Gli animali vengono trattati come simboli. «I primi studi si concentrano all’inizio sull’arte e sulla rappresentazione dell’animale nell’arte, poi anche nel cinema e nella cultura visiva. Ci sono stati tanti studi anche sul ruolo svolto dal linguaggio da parte dei mass media e studi sui media audiovisivi e sulla rappresentazione degli animali in qualche modo selvatici»

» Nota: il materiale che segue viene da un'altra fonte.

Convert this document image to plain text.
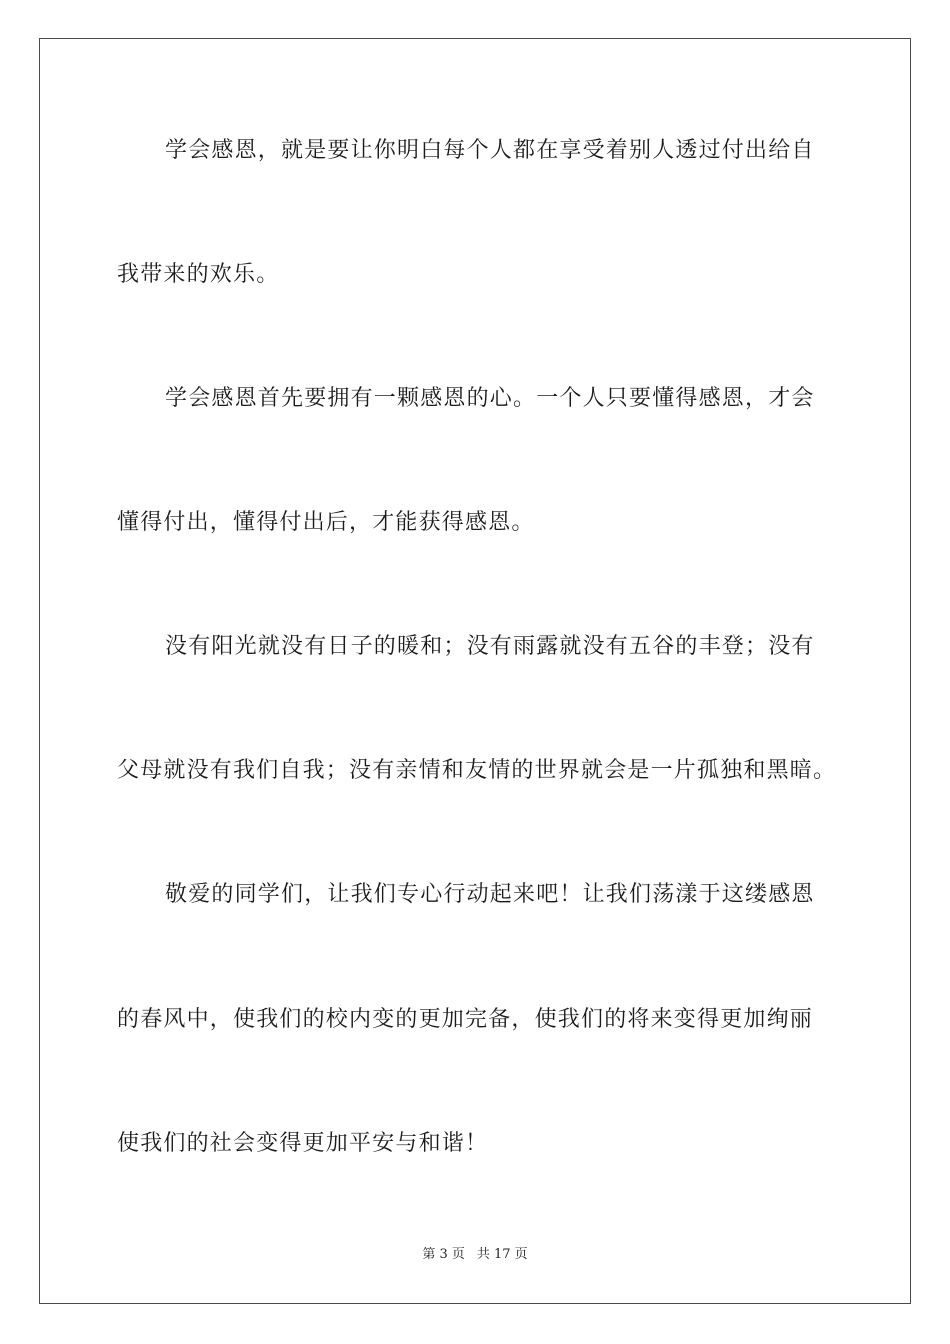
学会感恩，就是要让你明白每个人都在享受着别人透过付出给自
我带来的欢乐。
学会感恩首先要拥有一颗感恩的心。一个人只要懂得感恩，才会
懂得付出，懂得付出后，才能获得感恩。
没有阳光就没有日子的暖和；没有雨露就没有五谷的丰登；没有
父母就没有我们自我；没有亲情和友情的世界就会是一片孤独和黑暗。
敬爱的同学们，让我们专心行动起来吧！让我们荡漾于这缕感恩
的春风中，使我们的校内变的更加完备，使我们的将来变得更加绚丽
使我们的社会变得更加平安与和谐！
第 3 页 共 17 页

Ma qual è lo scopo dei critical media studies? «Proprio quello di smascherare quelle logiche di rappresentazioni mediali degli animali basate tutte su una serie di stereotipi e pregiudizi che sono tipici dello scenario mediale informativo e spesso stereotipi e pregiudizi che però hanno la finalità di legittimare sempre l’oppressione dell’uomo sull’animale. I primi studi ci dicono che l’ideologia di fondo su cui si basano queste rappresentazioni mediali, è quella di osticismo; l’uomo è al di sopra di tutti gli altri esseri viventi».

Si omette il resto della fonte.